Since I have basically spent my Christmas forcing as much drink into myself as possible (and equally telling myself that I am never ever touching drink again, whilst simultaneously pouring myself another glass (sure one won't hurt!)), I think it is a good time to write a post on alcohol and its history in Anglo-Saxon England, and other areas of interest!

So, back in the good old days, there were a few main types of alcoholic beverages drank by the Anglo-Saxons - mead, ale, beer and wine (fortunately for them they never had to experience Tesco Value Vodka) - medu, ealu, beor and win. It is unknown still whether these drinks were pretty much the same as the equivalents of today, and some believe that what the Anglo-Saxons referred to as beor, was in fact cider.

Anglo-Saxon drinking horn

Like us today, the Anglo-Saxons were obviously fond of the few scoops, as evidence from words like gebeorscipe, meaning "drinking party", and the fact that they had what we call "mead-halls". Furthermore, vessels like drinking-horns are mentioned in Beowulf (the Danes drink mead) and fittings for drinking-horns were discovered at Sutton Hoo.

It seems that wine wasn't much of a drink for the masses (or well...it was, but not those masses). Before the ninth-or-so century (this differs with sources), it seems that the climate wasn't suitable for cultivating wine, and so, before this, wine was imported from warmer climates, and so, was only really used for religious purposes and by the few who could afford to pay for it. Even so, after the climate improved, wine was really only left for the upper classes of society, while the rest of the dregs got pissed on ale and beor.
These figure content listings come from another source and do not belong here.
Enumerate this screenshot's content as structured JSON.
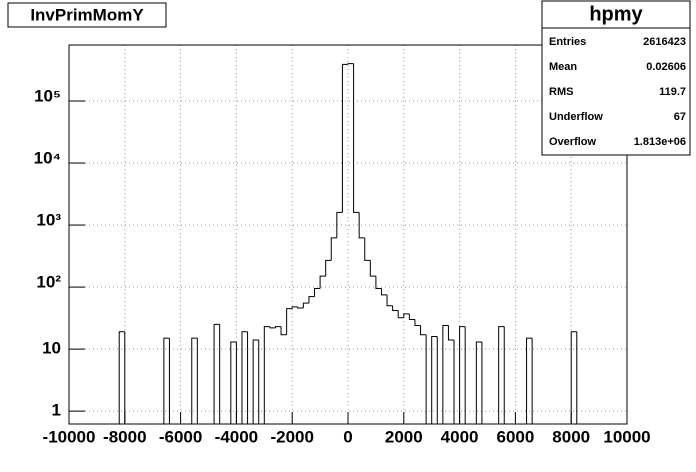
{
  "chart_data": {
    "type": "histogram",
    "title": "InvPrimMomY",
    "bins": [
      -10000,
      -9800,
      -9600,
      -9400,
      -9200,
      -9000,
      -8800,
      -8600,
      -8400,
      -8200,
      -8000,
      -7800,
      -7600,
      -7400,
      -7200,
      -7000,
      -6800,
      -6600,
      -6400,
      -6200,
      -6000,
      -5800,
      -5600,
      -5400,
      -5200,
      -5000,
      -4800,
      -4600,
      -4400,
      -4200,
      -4000,
      -3800,
      -3600,
      -3400,
      -3200,
      -3000,
      -2800,
      -2600,
      -2400,
      -2200,
      -2000,
      -1800,
      -1600,
      -1400,
      -1200,
      -1000,
      -800,
      -600,
      -400,
      -200,
      0,
      200,
      400,
      600,
      800,
      1000,
      1200,
      1400,
      1600,
      1800,
      2000,
      2200,
      2400,
      2600,
      2800,
      3000,
      3200,
      3400,
      3600,
      3800,
      4000,
      4200,
      4400,
      4600,
      4800,
      5000,
      5200,
      5400,
      5600,
      5800,
      6000,
      6200,
      6400,
      6600,
      6800,
      7000,
      7200,
      7400,
      7600,
      7800,
      8000,
      8200,
      8400,
      8600,
      8800,
      9000,
      9200,
      9400,
      9600,
      9800,
      10000
    ],
    "values": [
      0,
      0,
      0,
      0,
      0,
      0,
      0,
      0,
      0,
      19,
      0,
      0,
      0,
      0,
      0,
      0,
      0,
      15,
      0,
      0,
      0,
      0,
      15,
      0,
      0,
      0,
      25,
      0,
      0,
      13,
      0,
      19,
      0,
      14,
      0,
      23,
      22,
      23,
      17,
      45,
      48,
      46,
      55,
      70,
      95,
      150,
      270,
      620,
      1600,
      390000,
      400000,
      1600,
      620,
      270,
      150,
      95,
      75,
      50,
      42,
      32,
      37,
      30,
      24,
      17,
      0,
      16,
      0,
      24,
      14,
      0,
      23,
      0,
      0,
      13,
      0,
      0,
      0,
      23,
      0,
      0,
      0,
      0,
      15,
      0,
      0,
      0,
      0,
      0,
      0,
      0,
      19,
      0,
      0,
      0,
      0,
      0,
      0,
      0,
      0,
      0
    ],
    "color": "#000000",
    "xlim": [
      -10000,
      10000
    ],
    "xticks": [
      -10000,
      -8000,
      -6000,
      -4000,
      -2000,
      0,
      2000,
      4000,
      6000,
      8000,
      10000
    ],
    "ylim": [
      0.62,
      800000
    ],
    "yticks": [
      1,
      10,
      {
        "value": 100,
        "label": "10²"
      },
      {
        "value": 1000,
        "label": "10³"
      },
      {
        "value": 10000,
        "label": "10⁴"
      },
      {
        "value": 100000,
        "label": "10⁵"
      }
    ],
    "log_y": true,
    "grid": true,
    "stats": {
      "title": "hpmy",
      "rows": [
        {
          "label": "Entries",
          "value": "2616423"
        },
        {
          "label": "Mean",
          "value": "0.02606"
        },
        {
          "label": "RMS",
          "value": "119.7"
        },
        {
          "label": "Underflow",
          "value": "67"
        },
        {
          "label": "Overflow",
          "value": "1.813e+06"
        }
      ]
    }
  }
}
What we mostly seem to think of when we think of alcohol in these times is mead. In Norse Mythology, it's the drink that seems to be what you will be drinking for the rest of your life once you reach Valhalla, and os the source of Odin's strength as he suckled it froma goat as an infant. This however, is actually a foreign drink, the term medu coming from Proto-Indo-European médu, and similar drinks from the same (or earlier) period can be found all over the world, from the Slavic (med or miod), Baltic (midus) Sanskrit (madhu), and appears with different names all over the world, including Africa and Northern China (where the first possible traces of the making of mead are found). So, it's not an exclusively Anglo-Saxon or even Norse or Germanic, or even Western European, drink! 



I enjoy some mead in the coolest pub in Stockholm


That is all for now. Hope you have a great New Year!